22/04/2021 – Special: Africa — auf Deutsch lesen

Ethiopia – A great opportunity for Germany’s textile industry

Despite its many challenges, Ethiopia offers a wealth of opportunity. An article by Prof. Dr.-Ing. Markus Michael and Franziska Lehmann, Texulting.


The implementation of higher added value, well-paid job opportunities and the associated socio-cultural upswing will create a huge market for European services and products on the African continent. © Jeanette Dietl/stock.adobe.com


Countries around the world are fiercely competing for a slice of Africa’s markets, resources, and opportunities. Given that other nations have already gained an advantage over Germany, the time has come to build the continent’s textile industry with German help.

Indeed, Africa has increasingly become the focus of the international community in recent years. Strengthened by democratic governments and a generation of young, motivated people, Africa is a future market and location for European companies which are having to assert themselves in an ever more volatile and global marketplace. Growth in Africa must be driven by the development of a textile industry.

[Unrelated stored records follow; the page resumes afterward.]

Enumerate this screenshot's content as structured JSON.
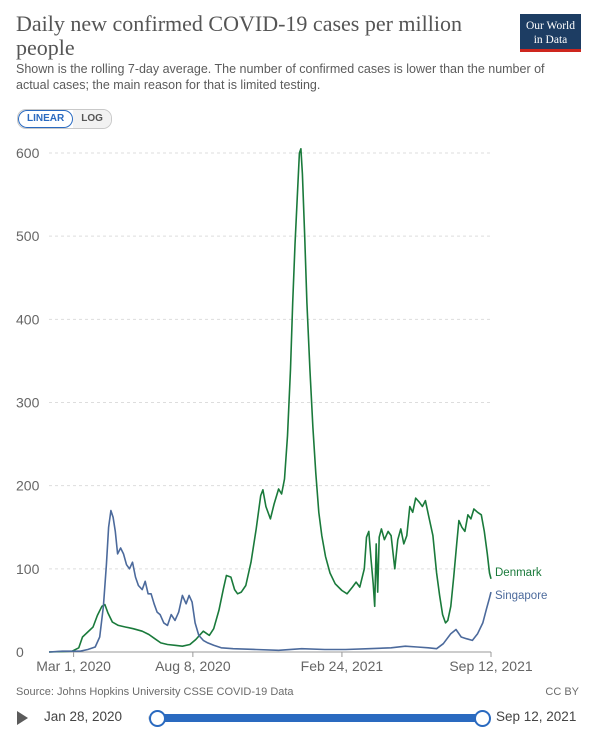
{
  "header": {
    "title": "Daily new confirmed COVID-19 cases per million people",
    "subtitle": "Shown is the rolling 7-day average. The number of confirmed cases is lower than the number of actual cases; the main reason for that is limited testing.",
    "logo_line1": "Our World",
    "logo_line2": "in Data"
  },
  "controls": {
    "linear_label": "LINEAR",
    "log_label": "LOG"
  },
  "footer": {
    "source": "Source: Johns Hopkins University CSSE COVID-19 Data",
    "license": "CC BY"
  },
  "timeline": {
    "start_label": "Jan 28, 2020",
    "end_label": "Sep 12, 2021"
  },
  "colors": {
    "denmark": "#1a7a3b",
    "singapore": "#4c6a9c",
    "accent": "#2a6ac0"
  },
  "chart_data": {
    "type": "line",
    "title": "Daily new confirmed COVID-19 cases per million people",
    "subtitle": "Shown is the rolling 7-day average. The number of confirmed cases is lower than the number of actual cases; the main reason for that is limited testing.",
    "ylim": [
      0,
      600
    ],
    "y_ticks": [
      0,
      100,
      200,
      300,
      400,
      500,
      600
    ],
    "x_ticks": [
      "2020-03-01",
      "2020-08-08",
      "2021-02-24",
      "2021-09-12"
    ],
    "x_tick_labels": [
      "Mar 1, 2020",
      "Aug 8, 2020",
      "Feb 24, 2021",
      "Sep 12, 2021"
    ],
    "xlim": [
      "2020-01-28",
      "2021-09-12"
    ],
    "grid": "horizontal",
    "legend": "right-end-labels",
    "series": [
      {
        "name": "Denmark",
        "color": "#1a7a3b",
        "points": [
          [
            "2020-01-28",
            0
          ],
          [
            "2020-02-28",
            1
          ],
          [
            "2020-03-08",
            5
          ],
          [
            "2020-03-13",
            18
          ],
          [
            "2020-03-20",
            24
          ],
          [
            "2020-03-27",
            30
          ],
          [
            "2020-04-02",
            44
          ],
          [
            "2020-04-08",
            55
          ],
          [
            "2020-04-12",
            57
          ],
          [
            "2020-04-16",
            47
          ],
          [
            "2020-04-22",
            36
          ],
          [
            "2020-04-30",
            32
          ],
          [
            "2020-05-10",
            30
          ],
          [
            "2020-05-20",
            28
          ],
          [
            "2020-06-01",
            25
          ],
          [
            "2020-06-10",
            21
          ],
          [
            "2020-06-18",
            16
          ],
          [
            "2020-06-26",
            11
          ],
          [
            "2020-07-05",
            9
          ],
          [
            "2020-07-15",
            8
          ],
          [
            "2020-07-25",
            7
          ],
          [
            "2020-08-04",
            9
          ],
          [
            "2020-08-12",
            15
          ],
          [
            "2020-08-18",
            21
          ],
          [
            "2020-08-22",
            25
          ],
          [
            "2020-08-30",
            20
          ],
          [
            "2020-09-05",
            28
          ],
          [
            "2020-09-12",
            50
          ],
          [
            "2020-09-18",
            76
          ],
          [
            "2020-09-22",
            92
          ],
          [
            "2020-09-28",
            90
          ],
          [
            "2020-10-03",
            75
          ],
          [
            "2020-10-07",
            70
          ],
          [
            "2020-10-12",
            72
          ],
          [
            "2020-10-18",
            80
          ],
          [
            "2020-10-25",
            108
          ],
          [
            "2020-11-01",
            148
          ],
          [
            "2020-11-07",
            188
          ],
          [
            "2020-11-10",
            195
          ],
          [
            "2020-11-14",
            175
          ],
          [
            "2020-11-20",
            160
          ],
          [
            "2020-11-25",
            178
          ],
          [
            "2020-12-01",
            196
          ],
          [
            "2020-12-05",
            190
          ],
          [
            "2020-12-09",
            208
          ],
          [
            "2020-12-13",
            260
          ],
          [
            "2020-12-17",
            340
          ],
          [
            "2020-12-20",
            420
          ],
          [
            "2020-12-23",
            490
          ],
          [
            "2020-12-26",
            545
          ],
          [
            "2020-12-29",
            600
          ],
          [
            "2020-12-31",
            605
          ],
          [
            "2021-01-02",
            575
          ],
          [
            "2021-01-05",
            500
          ],
          [
            "2021-01-08",
            420
          ],
          [
            "2021-01-12",
            340
          ],
          [
            "2021-01-16",
            270
          ],
          [
            "2021-01-20",
            215
          ],
          [
            "2021-01-24",
            168
          ],
          [
            "2021-01-28",
            140
          ],
          [
            "2021-02-02",
            115
          ],
          [
            "2021-02-08",
            95
          ],
          [
            "2021-02-15",
            82
          ],
          [
            "2021-02-24",
            74
          ],
          [
            "2021-03-03",
            70
          ],
          [
            "2021-03-10",
            78
          ],
          [
            "2021-03-15",
            84
          ],
          [
            "2021-03-20",
            78
          ],
          [
            "2021-03-26",
            100
          ],
          [
            "2021-03-29",
            138
          ],
          [
            "2021-04-01",
            145
          ],
          [
            "2021-04-04",
            112
          ],
          [
            "2021-04-07",
            82
          ],
          [
            "2021-04-09",
            55
          ],
          [
            "2021-04-11",
            130
          ],
          [
            "2021-04-13",
            72
          ],
          [
            "2021-04-15",
            138
          ],
          [
            "2021-04-18",
            148
          ],
          [
            "2021-04-22",
            135
          ],
          [
            "2021-04-27",
            145
          ],
          [
            "2021-05-01",
            140
          ],
          [
            "2021-05-06",
            100
          ],
          [
            "2021-05-10",
            135
          ],
          [
            "2021-05-14",
            148
          ],
          [
            "2021-05-18",
            130
          ],
          [
            "2021-05-22",
            140
          ],
          [
            "2021-05-26",
            175
          ],
          [
            "2021-05-30",
            168
          ],
          [
            "2021-06-03",
            185
          ],
          [
            "2021-06-08",
            180
          ],
          [
            "2021-06-12",
            175
          ],
          [
            "2021-06-16",
            182
          ],
          [
            "2021-06-20",
            165
          ],
          [
            "2021-06-26",
            140
          ],
          [
            "2021-07-01",
            95
          ],
          [
            "2021-07-05",
            68
          ],
          [
            "2021-07-09",
            45
          ],
          [
            "2021-07-13",
            35
          ],
          [
            "2021-07-16",
            38
          ],
          [
            "2021-07-20",
            55
          ],
          [
            "2021-07-24",
            90
          ],
          [
            "2021-07-28",
            130
          ],
          [
            "2021-07-31",
            158
          ],
          [
            "2021-08-04",
            150
          ],
          [
            "2021-08-08",
            145
          ],
          [
            "2021-08-12",
            165
          ],
          [
            "2021-08-16",
            160
          ],
          [
            "2021-08-20",
            172
          ],
          [
            "2021-08-25",
            168
          ],
          [
            "2021-08-30",
            165
          ],
          [
            "2021-09-03",
            145
          ],
          [
            "2021-09-07",
            118
          ],
          [
            "2021-09-10",
            95
          ],
          [
            "2021-09-12",
            88
          ]
        ]
      },
      {
        "name": "Singapore",
        "color": "#4c6a9c",
        "points": [
          [
            "2020-01-28",
            0
          ],
          [
            "2020-02-15",
            1
          ],
          [
            "2020-03-10",
            1
          ],
          [
            "2020-03-20",
            3
          ],
          [
            "2020-03-30",
            6
          ],
          [
            "2020-04-05",
            18
          ],
          [
            "2020-04-10",
            55
          ],
          [
            "2020-04-14",
            105
          ],
          [
            "2020-04-17",
            150
          ],
          [
            "2020-04-20",
            170
          ],
          [
            "2020-04-23",
            162
          ],
          [
            "2020-04-26",
            145
          ],
          [
            "2020-04-29",
            118
          ],
          [
            "2020-05-03",
            125
          ],
          [
            "2020-05-07",
            118
          ],
          [
            "2020-05-11",
            105
          ],
          [
            "2020-05-15",
            100
          ],
          [
            "2020-05-19",
            108
          ],
          [
            "2020-05-23",
            90
          ],
          [
            "2020-05-27",
            80
          ],
          [
            "2020-06-01",
            75
          ],
          [
            "2020-06-05",
            85
          ],
          [
            "2020-06-09",
            70
          ],
          [
            "2020-06-13",
            70
          ],
          [
            "2020-06-17",
            58
          ],
          [
            "2020-06-21",
            48
          ],
          [
            "2020-06-25",
            45
          ],
          [
            "2020-06-30",
            35
          ],
          [
            "2020-07-05",
            32
          ],
          [
            "2020-07-10",
            45
          ],
          [
            "2020-07-15",
            38
          ],
          [
            "2020-07-20",
            48
          ],
          [
            "2020-07-25",
            68
          ],
          [
            "2020-07-30",
            58
          ],
          [
            "2020-08-03",
            68
          ],
          [
            "2020-08-07",
            60
          ],
          [
            "2020-08-11",
            35
          ],
          [
            "2020-08-16",
            20
          ],
          [
            "2020-08-22",
            14
          ],
          [
            "2020-08-28",
            11
          ],
          [
            "2020-09-05",
            8
          ],
          [
            "2020-09-15",
            5
          ],
          [
            "2020-10-01",
            4
          ],
          [
            "2020-11-01",
            3
          ],
          [
            "2020-12-01",
            2
          ],
          [
            "2021-01-01",
            4
          ],
          [
            "2021-02-01",
            3
          ],
          [
            "2021-03-01",
            3
          ],
          [
            "2021-04-01",
            4
          ],
          [
            "2021-05-01",
            5
          ],
          [
            "2021-05-20",
            7
          ],
          [
            "2021-06-05",
            6
          ],
          [
            "2021-06-20",
            5
          ],
          [
            "2021-07-01",
            4
          ],
          [
            "2021-07-10",
            10
          ],
          [
            "2021-07-20",
            22
          ],
          [
            "2021-07-27",
            27
          ],
          [
            "2021-08-03",
            18
          ],
          [
            "2021-08-10",
            16
          ],
          [
            "2021-08-18",
            14
          ],
          [
            "2021-08-25",
            22
          ],
          [
            "2021-09-01",
            35
          ],
          [
            "2021-09-06",
            52
          ],
          [
            "2021-09-10",
            65
          ],
          [
            "2021-09-12",
            72
          ]
        ]
      }
    ]
  }
}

History has taught us that the economic and social evolution of first-world countries was significantly bolstered by the simultaneous rise of a textile industry. Indeed, the textile industry has made important contributions in areas such as standardisation, automation, and technical development. Building on the simple products and machine technology of the early days, the industry has since matured into an engine of innovation and an important pillar of the industrialised world. These foundations, enriched by the experiences of recent decades, must now be transferred to the African continent. Partnerships need to be formed that focus, above all, on the areas of education and training, but also on enhancing the appeal for foreign investors. To achieve these ambitious goals, the UN and the German and Ethiopian governments have initiated and already implemented numerous projects. The development of the textile sector is thus a central component of the Ethiopian government’s new 10-year plan (10/2020). At the same time, the German Federal Government is sponsoring bilateral projects as part of the Special Initiative on Africa and international development cooperation (cf. the Federal Government’s Textile Action Plan 2018).

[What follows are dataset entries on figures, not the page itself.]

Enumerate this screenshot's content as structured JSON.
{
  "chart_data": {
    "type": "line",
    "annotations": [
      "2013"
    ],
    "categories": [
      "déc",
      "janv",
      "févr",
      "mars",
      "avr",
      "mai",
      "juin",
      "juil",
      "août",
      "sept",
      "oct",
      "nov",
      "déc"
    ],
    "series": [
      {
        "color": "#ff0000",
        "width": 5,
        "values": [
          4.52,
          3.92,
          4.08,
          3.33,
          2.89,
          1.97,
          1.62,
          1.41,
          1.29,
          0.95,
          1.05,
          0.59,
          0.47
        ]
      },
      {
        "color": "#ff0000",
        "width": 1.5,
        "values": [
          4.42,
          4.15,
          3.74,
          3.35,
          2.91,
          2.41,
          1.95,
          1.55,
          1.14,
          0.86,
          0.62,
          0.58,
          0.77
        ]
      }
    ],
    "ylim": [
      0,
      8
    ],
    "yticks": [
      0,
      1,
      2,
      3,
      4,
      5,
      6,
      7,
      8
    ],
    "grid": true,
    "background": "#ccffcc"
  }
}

  • Ethiopia has a population of approximately 118 million inhabitants, 80 per cent of whom are under 30 years of age. If a burgeoning textile industry and strong value creation are to become a reality, it is important to draw on this reservoir of young, motivated people in the years ahead.

  • Indeed, the people of Ethiopia are currently finding employment mainly in the garment industry, with mostly young women and girls making up the fashion and clothing of large international corporations. The manufacturing companies are often owned by Asian firms, incentivised to set up in Ethiopia by low wages for unskilled labour along with minimal energy costs.

  • The competition for the cheapest extended workbench between Africa and Southeast Asia is leading to a downward spiral to the detriment of the workers. This can only be stopped by promoting further development in the textile sector.

  • Ethiopia already has a functioning network that enables academic training at an international level. Such projects are cemented in numerous agreements, which in Germany are sponsored by the German Academic Exchange Service (DAAD). However, the academics trained in this way are currently finding it difficult to secure employment with companies in Ethiopia, as the positions corresponding to their academic training (middle management) either simply do not exist or are filled by imported foreign experts. The result is a steady brain drain of well-trained skilled workers to Western Europe which, in turn, delays the further development of Ethiopia’s textile sector. The establishment of skilled worker training is urgently needed to counteract this trend. Ethiopia’s textile industry is currently organised horizontally and is largely dependent on the manufacture of semi-finished products imported from abroad and on making up garments destined for foreign climes.

  • As a result, Ethiopia imports more than five times its exports. This fundamental imbalance contributes significantly to the critically low level of foreign exchange reserves. Given the dependence of Ethiopia’s manufacturing sector on imports, the lack of foreign exchange reserves acts as an impediment to growth.

  • The verticality of the textile sector, therefore, needs to be improved as one of many efforts. This will require development and investment along the entire textile chain from the raw material to the end product. The Ethiopian government is currently concentrating on expanding cotton production. However, experience has shown in recent years that these water-intensive processes can only be expanded to a limited extent. At the same time, cotton producers are also struggling with persisting quality problems fuelled by the lack of skilled workers. This issue must be addressed through the training of skilled workers and diversification into the field of synthetic fibres.

  • In addition, solutions must be found that enable any textile waste produced there to be recycled and processed into further textile products. This would reduce the need for imports and create value in the country.

It is quite clear that focused bilateral projects are needed to seize the great opportunities offered by the African continent in general and Ethiopia in particular. Such initiatives must be designed around mutual need and implemented in collaboration with relevant partners. Using role-model concepts (e.g., the textile sector), these measures must be developed and introduced in a disciplined manner. This means that, starting with well-designed further education and training projects, accompanying collaborative projects and business start-up programmes must be initiated. This will allow the trained workers to be directly integrated into the value chain and deployed in line with their qualifications. In a second phase, these industrial policy measures must be evaluated in terms of sustainability and resource efficiency. In the best-case scenario, concepts should be implemented that address both goals at the same time.